El niño no quiere la pelota. Ni siquiera ha insistido en bajar a las barracas. Pero el padre está empeñado. Fue San Bernabé. Es fiesta.
La feria está abarrotada. Pasan por uno de esos puestos colmados de premios y regalos. Pistolas espaciales con luces fluorescentes. Máscaras del Rey Misterio que sale en pressing catch. Peluches made in China con forma de Triceratops. Y esa maldita pelota. Enorme, de plástico, con hexágonos negros. Las hay en verde pistacho o fucsia chillón. Algo parecido a un balón de fútbol gigante que bota como un hinchable y que el padre quiere conseguir a toda costa para el chiquillo. «Da igual papá», le dice el chaval al oído en medio del bullicio. El padre ya ha sacado la billetera.
Para conseguir la dichosa pelota sólo hay que encestar dos canastas en el tablero raído que cuelga al fondo de la barraca. Parece fácil. Dos euros, dos intentos. Primer tiro. El dueño del puesto le pasa una bola tricolor de baloncesto. El padre la coge entre las manos ante la mirada del niño. Expulsa el aire como hacen los aleros finos. Una mínima flexión, un leve giro de muñeca. El balón describe una parábola perfecta y atraviesa la red limpiamente.

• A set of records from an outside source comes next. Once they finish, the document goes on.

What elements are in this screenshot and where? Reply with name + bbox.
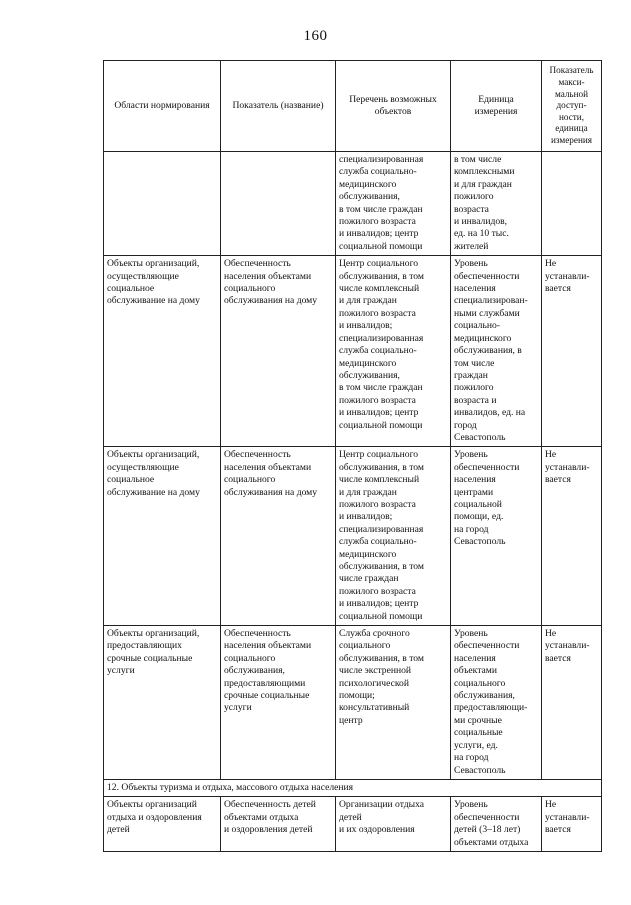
header-unit: Единица измерения (451, 61, 542, 152)
cell-max: Не устанавли- вается (542, 797, 602, 852)
section-row (104, 779, 602, 796)
cell-max: Не устанавли- вается (542, 447, 602, 626)
section-12-title: 12. Объекты туризма и отдыха, массового отдыха населения (104, 779, 602, 796)
cell-max (542, 152, 602, 256)
cell-objects: Центр социального обслуживания, в том числе комплексный и для граждан пожилого возраста и инвалидов; специализированная служба социально- медицинского обслуживания, в том числе граждан пожилого возраста и инвалидов; центр социальной помощи (336, 447, 451, 626)
standards-table (103, 60, 602, 852)
cell-unit: Уровень обеспеченности населения специализирован- ными службами социально- медицинского обслуживания, в том числе граждан пожилого возраста и инвалидов, ед. на город Севастополь (451, 256, 542, 447)
cell-max: Не устанавли- вается (542, 256, 602, 447)
cell-indicator: Обеспеченность детей объектами отдыха и оздоровления детей (221, 797, 336, 852)
cell-area: Объекты организаций отдыха и оздоровления детей (104, 797, 221, 852)
table-row (104, 152, 602, 256)
cell-unit: в том числе комплексными и для граждан пожилого возраста и инвалидов, ед. на 10 тыс. жителей (451, 152, 542, 256)
cell-indicator: Обеспеченность населения объектами социального обслуживания на дому (221, 256, 336, 447)
table-row (104, 626, 602, 780)
cell-indicator: Обеспеченность населения объектами социального обслуживания на дому (221, 447, 336, 626)
cell-objects: Центр социального обслуживания, в том числе комплексный и для граждан пожилого возраста и инвалидов; специализированная служба социально- медицинского обслуживания, в том числе граждан пожилого возраста и инвалидов; центр социальной помощи (336, 256, 451, 447)
cell-objects: Служба срочного социального обслуживания, в том числе экстренной психологической помощи; консультативный центр (336, 626, 451, 780)
header-areas: Области нормирования (104, 61, 221, 152)
cell-area (104, 152, 221, 256)
header-objects: Перечень возможных объектов (336, 61, 451, 152)
header-indicator: Показатель (название) (221, 61, 336, 152)
table-header-row (104, 61, 602, 152)
cell-area: Объекты организаций, осуществляющие социальное обслуживание на дому (104, 447, 221, 626)
table-row (104, 797, 602, 852)
cell-indicator (221, 152, 336, 256)
cell-area: Объекты организаций, предоставляющих срочные социальные услуги (104, 626, 221, 780)
cell-indicator: Обеспеченность населения объектами социального обслуживания, предоставляющими срочные социальные услуги (221, 626, 336, 780)
cell-unit: Уровень обеспеченности населения объектами социального обслуживания, предоставляющи- ми срочные социальные услуги, ед. на город Севастополь (451, 626, 542, 780)
cell-objects: Организации отдыха детей и их оздоровления (336, 797, 451, 852)
cell-objects: специализированная служба социально- медицинского обслуживания, в том числе граждан пожилого возраста и инвалидов; центр социальной помощи (336, 152, 451, 256)
page-number: 160 (303, 28, 328, 44)
table-row (104, 256, 602, 447)
cell-unit: Уровень обеспеченности детей (3–18 лет) объектами отдыха (451, 797, 542, 852)
header-max-accessibility: Показатель макси- мальной доступ- ности, единица измерения (542, 61, 602, 152)
table-row (104, 447, 602, 626)
cell-max: Не устанавли- вается (542, 626, 602, 780)
cell-unit: Уровень обеспеченности населения центрами социальной помощи, ед. на город Севастополь (451, 447, 542, 626)
cell-area: Объекты организаций, осуществляющие социальное обслуживание на дому (104, 256, 221, 447)
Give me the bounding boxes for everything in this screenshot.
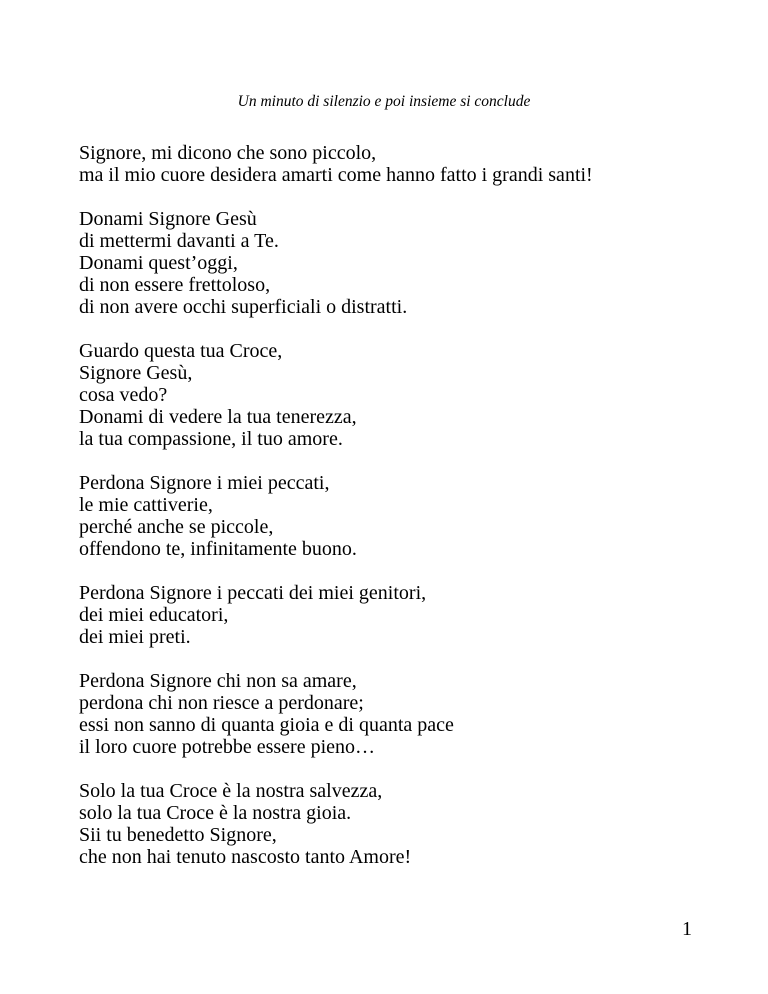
prayer-line: il loro cuore potrebbe essere pieno… [79,736,376,758]
prayer-line: Perdona Signore i miei peccati, [79,472,330,494]
prayer-line: la tua compassione, il tuo amore. [79,428,343,450]
prayer-line: che non hai tenuto nascosto tanto Amore! [79,846,412,868]
prayer-line: di non essere frettoloso, [79,274,271,296]
prayer-line: le mie cattiverie, [79,494,213,516]
stanza [79,340,719,450]
page-number: 1 [682,918,692,940]
prayer-text [79,142,719,890]
prayer-line: di mettermi davanti a Te. [79,230,279,252]
prayer-line: solo la tua Croce è la nostra gioia. [79,802,352,824]
prayer-line: Signore Gesù, [79,362,193,384]
stanza [79,208,719,318]
prayer-line: dei miei educatori, [79,604,229,626]
prayer-line: Perdona Signore chi non sa amare, [79,670,357,692]
prayer-line: essi non sanno di quanta gioia e di quanta pace [79,714,454,736]
prayer-line: Donami di vedere la tua tenerezza, [79,406,357,428]
prayer-line: Perdona Signore i peccati dei miei genitori, [79,582,427,604]
prayer-line: perdona chi non riesce a perdonare; [79,692,364,714]
stanza [79,670,719,758]
prayer-line: ma il mio cuore desidera amarti come hanno fatto i grandi santi! [79,164,593,186]
prayer-line: Signore, mi dicono che sono piccolo, [79,142,377,164]
stanza [79,582,719,648]
prayer-line: Solo la tua Croce è la nostra salvezza, [79,780,383,802]
prayer-line: cosa vedo? [79,384,168,406]
prayer-line: Donami Signore Gesù [79,208,257,230]
prayer-line: dei miei preti. [79,626,191,648]
page-heading: Un minuto di silenzio e poi insieme si conclude [237,93,531,110]
prayer-line: offendono te, infinitamente buono. [79,538,357,560]
prayer-line: di non avere occhi superficiali o distratti. [79,296,408,318]
prayer-line: Guardo questa tua Croce, [79,340,283,362]
prayer-line: perché anche se piccole, [79,516,274,538]
prayer-line: Donami quest’oggi, [79,252,238,274]
stanza [79,472,719,560]
stanza [79,780,719,868]
prayer-line: Sii tu benedetto Signore, [79,824,277,846]
stanza [79,142,719,186]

En el segundo lance repite los mismos gestos. La bola toca primero en el tablero, gira luego sobre el aro, da tres vueltas a continuación y al final sale expulsada. El padre se queda noqueado. Confundido. Mira al niño sin saber qué decir, qué cara poner. «Da igual papá, de verdad», repite. Pero el padre le ignora. Le devora la vergüenza. Está lleno de frustración. Es Gasol fallando contra Rusia en el último segundo en la final del 2007. Es un padre incapaz de ganar una puta pelota de goma para su mocete. 60 euros y 30 fallos después, el barraquero sonríe. Al padre le tiembla el pulso. El niño le consuela, le dice que da igual. «Que no da igual», grita el padre. Y compra un algodón de azúcar. Lo suficientemente grande como para parapetarse tras él y esconder la lágrima que se le cae mientras abandonan las barracas.